Les secondes sont intrasectorielles entre les différents géants du composant électronique qui tentent de s’accaparer les ressources disponibles en premier, pour favoriser leur développement.
Les troisièmes sont inter-Puissances dans le but de favoriser leur économie ou de limiter le développement de celles des autres. Les méthodes utilisées peuvent relever de l’influences via des prétextes, notamment écologiques ou économiques. Ces tensions sont illustrées par l’événement des îles Senkaku en 2010, ou d’autres tensions qui se développent ailleurs quant au choix de l’allocation des ressources. Le cobalt et le tantale en sont la parfaite illustration, dans leurs accaparations par différentes Puissances étrangères. Leurs extractions et transformations faisant également l’objet de sélections adverses.

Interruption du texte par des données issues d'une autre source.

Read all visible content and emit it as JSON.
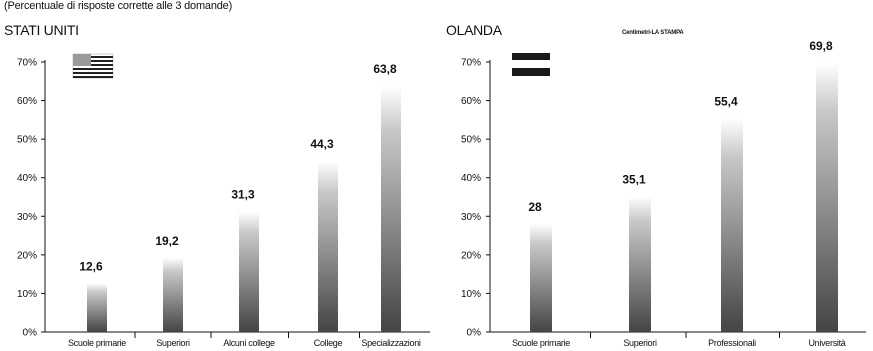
{
  "subtitle": "(Percentuale di risposte corrette alle 3 domande)",
  "credit": "Centimetri-LA STAMPA",
  "chart_data": [
    {
      "type": "bar",
      "title": "STATI UNITI",
      "categories": [
        "Scuole primarie",
        "Superiori",
        "Alcuni college",
        "College",
        "Specializzazioni"
      ],
      "values": [
        12.6,
        19.2,
        31.3,
        44.3,
        63.8
      ],
      "value_labels": [
        "12,6",
        "19,2",
        "31,3",
        "44,3",
        "63,8"
      ],
      "yticks": [
        "0%",
        "10%",
        "20%",
        "30%",
        "40%",
        "50%",
        "60%",
        "70%"
      ],
      "ylim": [
        0,
        70
      ],
      "grid": false,
      "flag": "usa-flag-icon",
      "bar_color": "#555555"
    },
    {
      "type": "bar",
      "title": "OLANDA",
      "categories": [
        "Scuole primarie",
        "Superiori",
        "Professionali",
        "Università"
      ],
      "values": [
        28,
        35.1,
        55.4,
        69.8
      ],
      "value_labels": [
        "28",
        "35,1",
        "55,4",
        "69,8"
      ],
      "yticks": [
        "0%",
        "10%",
        "20%",
        "30%",
        "40%",
        "50%",
        "60%",
        "70%"
      ],
      "ylim": [
        0,
        70
      ],
      "grid": false,
      "flag": "netherlands-flag-icon",
      "bar_color": "#555555"
    }
  ]
}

Cette guerre des ressources devrait s’intensifier en cas de développement globalisé de l’IA. A terme, l’écologie, l’économie et même l’équilibre sociétal et géopolitique risquent d’en pâtir. Des notions de dépendances et de dominations pour l’acquisition de l’IA se mettent en place, comme le détaille l’ouvrage « Guerres économiques pour l’intelligence artificielle ». Ouvrage dans lequel l’ensemble de ces mécanismes sont révélés et expliqués. Ainsi, un risque écologique, un risque géopolitique et une redistribution des cartes se dessinent par le développement de l’IA avec, en premier terrain d’affrontement, les ressources naturelles.